Mercredi, près de la station de métro Farragut West, non loin de la Maison-Blanche, Lakanwal aurait ouvert le feu avec un revolver .357 Magnum sur deux soldats de la garde nationale en patrouille. Les autorités décrivent les faits comme une embuscade brutale et ciblée. L’un des militaires a succombé à ses blessures, tandis que l’autre demeure dans un état critique. Le suspect, blessé lors de la riposte par d’autres membres de la garde nationale, a été arrêté et placé en détention sous surveillance médicale.
Des éléments biographiques rapportent qu’avant son arrivée aux États-Unis, Lakanwal avait servi dans une unité paramilitaire afghane soutenue par la CIA, un détail qui soulève des interrogations quant à son parcours et aux éventuels signaux d’alerte. Aucune motivation officielle n’a cependant été communiquée et les enquêteurs ne privilégient pour l’instant aucune piste publique, qu’elle soit idéologique, personnelle ou terroriste.

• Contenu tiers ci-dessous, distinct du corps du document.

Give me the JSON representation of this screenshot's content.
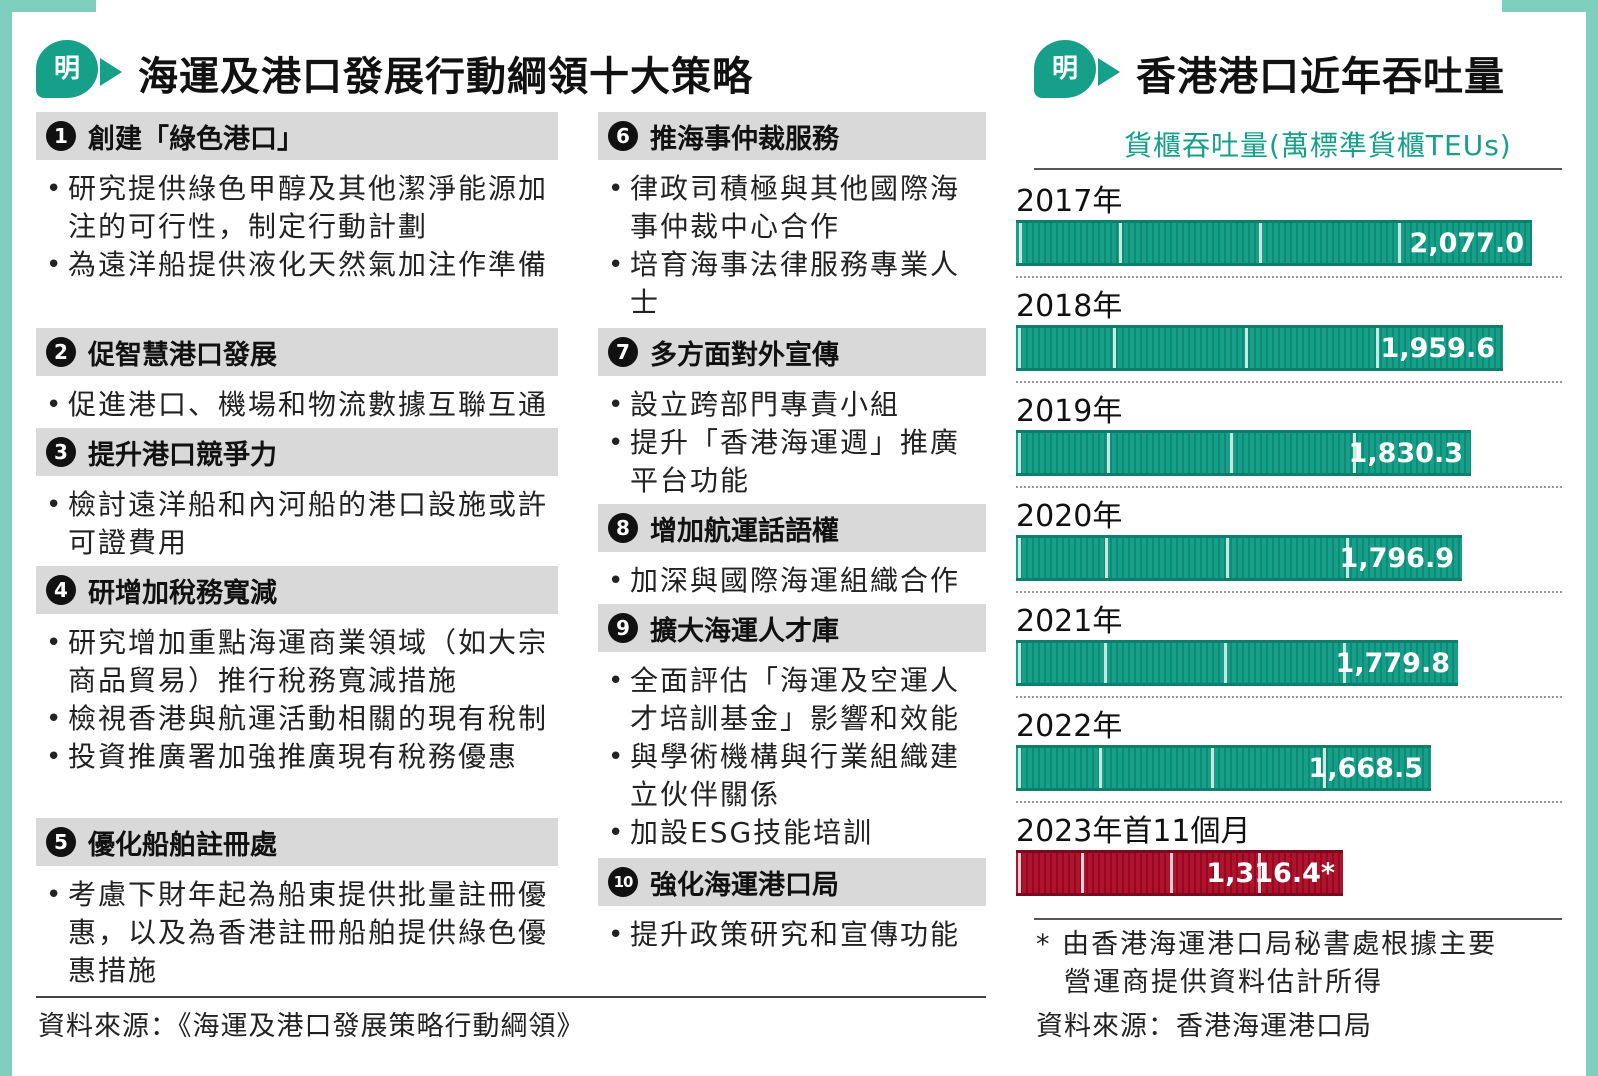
{
  "left_panel": {
    "logo_text": "明",
    "title": "海運及港口發展行動綱領十大策略",
    "strategies": [
      {
        "num": "1",
        "title": "創建「綠色港口」",
        "bullets": [
          "研究提供綠色甲醇及其他潔淨能源加注的可行性，制定行動計劃",
          "為遠洋船提供液化天然氣加注作準備"
        ]
      },
      {
        "num": "2",
        "title": "促智慧港口發展",
        "bullets": [
          "促進港口、機場和物流數據互聯互通"
        ]
      },
      {
        "num": "3",
        "title": "提升港口競爭力",
        "bullets": [
          "檢討遠洋船和內河船的港口設施或許可證費用"
        ]
      },
      {
        "num": "4",
        "title": "研增加稅務寬減",
        "bullets": [
          "研究增加重點海運商業領域（如大宗商品貿易）推行稅務寬減措施",
          "檢視香港與航運活動相關的現有稅制",
          "投資推廣署加強推廣現有稅務優惠"
        ]
      },
      {
        "num": "5",
        "title": "優化船舶註冊處",
        "bullets": [
          "考慮下財年起為船東提供批量註冊優惠，以及為香港註冊船舶提供綠色優惠措施"
        ]
      },
      {
        "num": "6",
        "title": "推海事仲裁服務",
        "bullets": [
          "律政司積極與其他國際海事仲裁中心合作",
          "培育海事法律服務專業人士"
        ]
      },
      {
        "num": "7",
        "title": "多方面對外宣傳",
        "bullets": [
          "設立跨部門專責小組",
          "提升「香港海運週」推廣平台功能"
        ]
      },
      {
        "num": "8",
        "title": "增加航運話語權",
        "bullets": [
          "加深與國際海運組織合作"
        ]
      },
      {
        "num": "9",
        "title": "擴大海運人才庫",
        "bullets": [
          "全面評估「海運及空運人才培訓基金」影響和效能",
          "與學術機構與行業組織建立伙伴關係",
          "加設ESG技能培訓"
        ]
      },
      {
        "num": "10",
        "title": "強化海運港口局",
        "bullets": [
          "提升政策研究和宣傳功能"
        ]
      }
    ],
    "source": "資料來源：《海運及港口發展策略行動綱領》"
  },
  "right_panel": {
    "logo_text": "明",
    "title": "香港港口近年吞吐量",
    "unit_label": "貨櫃吞吐量(萬標準貨櫃TEUs)",
    "footnote_lines": [
      "* 由香港海運港口局秘書處根據主要",
      "營運商提供資料估計所得"
    ],
    "source": "資料來源：香港海運港口局"
  },
  "chart_data": {
    "type": "bar",
    "orientation": "horizontal",
    "title": "香港港口近年吞吐量",
    "unit": "貨櫃吞吐量(萬標準貨櫃TEUs)",
    "categories": [
      "2017年",
      "2018年",
      "2019年",
      "2020年",
      "2021年",
      "2022年",
      "2023年首11個月"
    ],
    "values": [
      2077.0,
      1959.6,
      1830.3,
      1796.9,
      1779.8,
      1668.5,
      1316.4
    ],
    "value_labels": [
      "2,077.0",
      "1,959.6",
      "1,830.3",
      "1,796.9",
      "1,779.8",
      "1,668.5",
      "1,316.4*"
    ],
    "colors": [
      "#16a08a",
      "#16a08a",
      "#16a08a",
      "#16a08a",
      "#16a08a",
      "#16a08a",
      "#b3122f"
    ],
    "xlim": [
      0,
      2077.0
    ],
    "grid": false,
    "legend": "none"
  }
}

À la suite de l’attaque, l’administration américaine a annoncé la suspension immédiate du traitement des nouvelles demandes d’immigration en provenance d’Afghanistan, ainsi qu’une révision des procédures de filtrage. L’événement intervient au moment où le gouvernement examine déjà les green cards et dossiers d’asile émis pour 19 pays considérés comme sensibles. Depuis la fin de l’engagement militaire américain en Afghanistan, des dizaines de milliers de ressortissants afghans ont été admis aux États-Unis grâce à des programmes d’urgence. Leur intégration et leur suivi administratif font régulièrement l’objet de débats politiques. L’affaire Lakanwal, survenue au cœur de la capitale, renforce la pression sur les autorités migratoires et alimente les critiques d’un contrôle jugé insuffisant par certains responsables. D’autres acteurs appellent toutefois à éviter toute stigmatisation envers les réfugiés afghans, rappelant que la majorité d’entre eux ont fui les Talibans en raison de leur collaboration avec les forces américaines. L’enquête se poursuit et aucune conclusion définitive n’a encore été établie.